Face à la situation désastreuse de notre pays, nous pensons que, plus que jamais, il est essentiel de répandre largement l’œuvre de Jacques Stephen Alexis et de la consacrer comme une pierre angulaire de notre enseignement. Pourquoi cette urgence ? Pour plonger dans l’univers foisonnant de ce grand écrivain, pour en approcher la profondeur et saisir les battements de son engagement. Il s’agit de nourrir l’âme de chaque élève, de forger la conscience politique des citoyens de demain, ceux qui sauront discerner les luttes justes et embrasser avec conviction l’idéal d’un monde plus éclairé, plus humain. Pour qu’à travers ses mots et ses actes, germent en eux la flamme d’une révolte lucide et le rêve d’une société plus digne.

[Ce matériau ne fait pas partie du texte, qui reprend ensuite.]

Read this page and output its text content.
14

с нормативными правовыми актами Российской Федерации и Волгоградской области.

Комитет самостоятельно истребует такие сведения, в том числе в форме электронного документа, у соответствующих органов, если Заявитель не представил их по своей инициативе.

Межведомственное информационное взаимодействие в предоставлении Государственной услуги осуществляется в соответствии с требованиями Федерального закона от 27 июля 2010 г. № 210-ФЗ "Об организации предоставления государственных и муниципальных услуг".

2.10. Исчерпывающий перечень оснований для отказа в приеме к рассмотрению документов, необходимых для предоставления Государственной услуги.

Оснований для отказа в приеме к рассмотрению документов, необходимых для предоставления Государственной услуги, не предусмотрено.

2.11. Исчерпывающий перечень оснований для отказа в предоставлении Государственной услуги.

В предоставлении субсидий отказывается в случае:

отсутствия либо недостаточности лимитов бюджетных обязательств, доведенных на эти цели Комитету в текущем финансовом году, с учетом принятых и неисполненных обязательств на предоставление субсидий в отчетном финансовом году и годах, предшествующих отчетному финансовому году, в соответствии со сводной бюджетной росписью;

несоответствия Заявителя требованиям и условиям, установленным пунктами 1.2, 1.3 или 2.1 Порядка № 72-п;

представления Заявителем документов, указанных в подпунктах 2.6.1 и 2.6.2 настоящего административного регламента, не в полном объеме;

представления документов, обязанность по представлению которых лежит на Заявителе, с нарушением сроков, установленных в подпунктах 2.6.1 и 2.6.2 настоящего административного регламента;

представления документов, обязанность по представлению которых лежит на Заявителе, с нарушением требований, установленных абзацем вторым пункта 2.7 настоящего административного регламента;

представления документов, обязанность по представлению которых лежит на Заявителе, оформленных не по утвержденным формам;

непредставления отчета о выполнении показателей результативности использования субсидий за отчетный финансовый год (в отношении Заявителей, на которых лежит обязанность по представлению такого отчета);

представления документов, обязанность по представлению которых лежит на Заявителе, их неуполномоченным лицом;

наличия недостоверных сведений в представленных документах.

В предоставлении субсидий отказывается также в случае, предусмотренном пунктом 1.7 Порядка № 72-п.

L’élève comprendra qu’on ne peut dissocier la vie de l’écrivain de son œuvre, puisque cette dernière est trempée dans son amour du pays, son plaidoyer pour l’humanité et qu’elle laisse transparaître ses convictions politiques, sa lutte acharnée contre les abus, l’exclusion et l’injustice sociales. L’élève doit lire son œuvre pour comprendre qu’Alexis demeure un éternel compagnon de route, de lumière pour ceux qui se versent dans la lutte et qui n’abandonnent pas la barque de l’espoir. Pour apprendre de son humanisme ; c’est un homme mythique qui ne s’est pas enrichi aux dépens de son pays dans la politique mais qui est resté intègre. Et ses livres, justement, nous livrent sa vision du monde, des choses du monde, de l’homme, de ses rapports avec l’autre etc. Son œuvre toute entière constitue un héritage, un patrimoine et lui-même s’érige en un véritable modèle pour les jeunes ayant en horreur l’injustice sociale et en quête de l’identité haïtienne.

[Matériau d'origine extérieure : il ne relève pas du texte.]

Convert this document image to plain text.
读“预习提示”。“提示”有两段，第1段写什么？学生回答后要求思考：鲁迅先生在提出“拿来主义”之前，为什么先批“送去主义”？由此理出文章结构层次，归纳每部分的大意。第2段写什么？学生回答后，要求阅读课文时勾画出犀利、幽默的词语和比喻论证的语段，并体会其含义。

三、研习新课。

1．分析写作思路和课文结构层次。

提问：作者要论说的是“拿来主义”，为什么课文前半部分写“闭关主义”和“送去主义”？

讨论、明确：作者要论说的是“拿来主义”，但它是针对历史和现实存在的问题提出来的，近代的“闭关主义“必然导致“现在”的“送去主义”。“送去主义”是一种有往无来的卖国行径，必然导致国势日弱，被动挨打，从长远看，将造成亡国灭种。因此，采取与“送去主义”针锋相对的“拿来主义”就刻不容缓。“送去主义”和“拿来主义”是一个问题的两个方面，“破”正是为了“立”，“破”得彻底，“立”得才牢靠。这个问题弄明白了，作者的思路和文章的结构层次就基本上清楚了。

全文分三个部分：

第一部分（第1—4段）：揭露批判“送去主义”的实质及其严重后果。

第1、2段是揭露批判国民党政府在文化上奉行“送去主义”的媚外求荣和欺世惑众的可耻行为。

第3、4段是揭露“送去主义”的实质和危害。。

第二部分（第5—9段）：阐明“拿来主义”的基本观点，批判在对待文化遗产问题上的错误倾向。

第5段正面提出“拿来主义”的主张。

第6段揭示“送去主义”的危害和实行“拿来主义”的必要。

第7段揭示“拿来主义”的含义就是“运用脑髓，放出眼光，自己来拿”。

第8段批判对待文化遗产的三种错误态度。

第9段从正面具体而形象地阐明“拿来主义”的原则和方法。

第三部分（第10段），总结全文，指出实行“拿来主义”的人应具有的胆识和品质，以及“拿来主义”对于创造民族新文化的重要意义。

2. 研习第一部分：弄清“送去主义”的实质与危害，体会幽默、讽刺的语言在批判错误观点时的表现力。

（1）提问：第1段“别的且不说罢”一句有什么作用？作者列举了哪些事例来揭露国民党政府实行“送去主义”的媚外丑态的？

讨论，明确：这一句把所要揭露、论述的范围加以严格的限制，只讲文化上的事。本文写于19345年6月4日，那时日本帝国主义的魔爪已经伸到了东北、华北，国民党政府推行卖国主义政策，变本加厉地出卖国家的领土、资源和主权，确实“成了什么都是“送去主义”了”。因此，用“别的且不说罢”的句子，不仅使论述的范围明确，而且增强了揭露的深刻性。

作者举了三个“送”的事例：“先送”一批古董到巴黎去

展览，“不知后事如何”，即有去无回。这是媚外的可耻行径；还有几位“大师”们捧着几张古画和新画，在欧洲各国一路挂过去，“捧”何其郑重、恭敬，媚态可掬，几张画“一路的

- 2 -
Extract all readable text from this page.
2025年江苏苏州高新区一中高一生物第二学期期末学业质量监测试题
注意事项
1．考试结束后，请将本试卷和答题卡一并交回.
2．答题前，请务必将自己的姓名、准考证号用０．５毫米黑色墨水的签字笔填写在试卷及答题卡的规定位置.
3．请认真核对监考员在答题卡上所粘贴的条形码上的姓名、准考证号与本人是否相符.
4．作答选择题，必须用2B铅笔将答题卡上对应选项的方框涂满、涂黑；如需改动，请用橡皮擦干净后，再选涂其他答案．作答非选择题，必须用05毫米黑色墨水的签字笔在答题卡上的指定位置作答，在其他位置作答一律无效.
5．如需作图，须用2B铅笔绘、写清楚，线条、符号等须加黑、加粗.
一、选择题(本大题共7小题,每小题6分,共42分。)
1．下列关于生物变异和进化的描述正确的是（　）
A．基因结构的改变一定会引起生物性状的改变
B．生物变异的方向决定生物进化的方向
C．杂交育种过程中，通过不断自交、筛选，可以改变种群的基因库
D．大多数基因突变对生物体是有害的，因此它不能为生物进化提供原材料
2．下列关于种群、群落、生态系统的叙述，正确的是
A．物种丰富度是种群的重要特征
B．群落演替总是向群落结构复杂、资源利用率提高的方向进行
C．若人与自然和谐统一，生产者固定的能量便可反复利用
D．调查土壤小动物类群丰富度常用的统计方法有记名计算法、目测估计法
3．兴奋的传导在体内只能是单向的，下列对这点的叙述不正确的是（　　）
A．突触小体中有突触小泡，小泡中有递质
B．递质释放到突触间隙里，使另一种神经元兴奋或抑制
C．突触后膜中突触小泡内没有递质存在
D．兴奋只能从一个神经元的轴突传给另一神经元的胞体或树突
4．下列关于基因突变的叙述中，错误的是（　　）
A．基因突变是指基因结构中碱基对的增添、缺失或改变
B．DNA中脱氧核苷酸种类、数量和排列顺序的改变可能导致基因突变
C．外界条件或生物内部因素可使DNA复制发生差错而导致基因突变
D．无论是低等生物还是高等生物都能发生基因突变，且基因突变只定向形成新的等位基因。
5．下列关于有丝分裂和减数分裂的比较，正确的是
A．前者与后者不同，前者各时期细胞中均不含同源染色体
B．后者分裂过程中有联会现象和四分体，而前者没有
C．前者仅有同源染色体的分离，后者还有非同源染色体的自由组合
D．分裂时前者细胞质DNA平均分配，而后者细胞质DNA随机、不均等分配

En définitive, la vie et l’œuvre d’Alexis doivent trouver place dans les lectures des jeunes, particulièrement du secondaire, dans ce souci de soigner le mal de ce pays qui s’empire. Louable s’avère donc toute initiative des organismes, associations culturelles, acteurs du secteur littéraire de répandre la vie et l’œuvre de Jacques Stephen sur les quatre coins du pays par ces campagnes dans les écoles. Un travail qu’il faudra, cependant, pousser plus loin. Il convient, en effet, d’intégrer Jacques Stephen Alexis dans le curriculum du secondaire, permettre aux élèves de visiter sa pensée et apprendre de cet homme dont la vision et les convictions politiques ont manifestement nourri l’œuvre de valeur.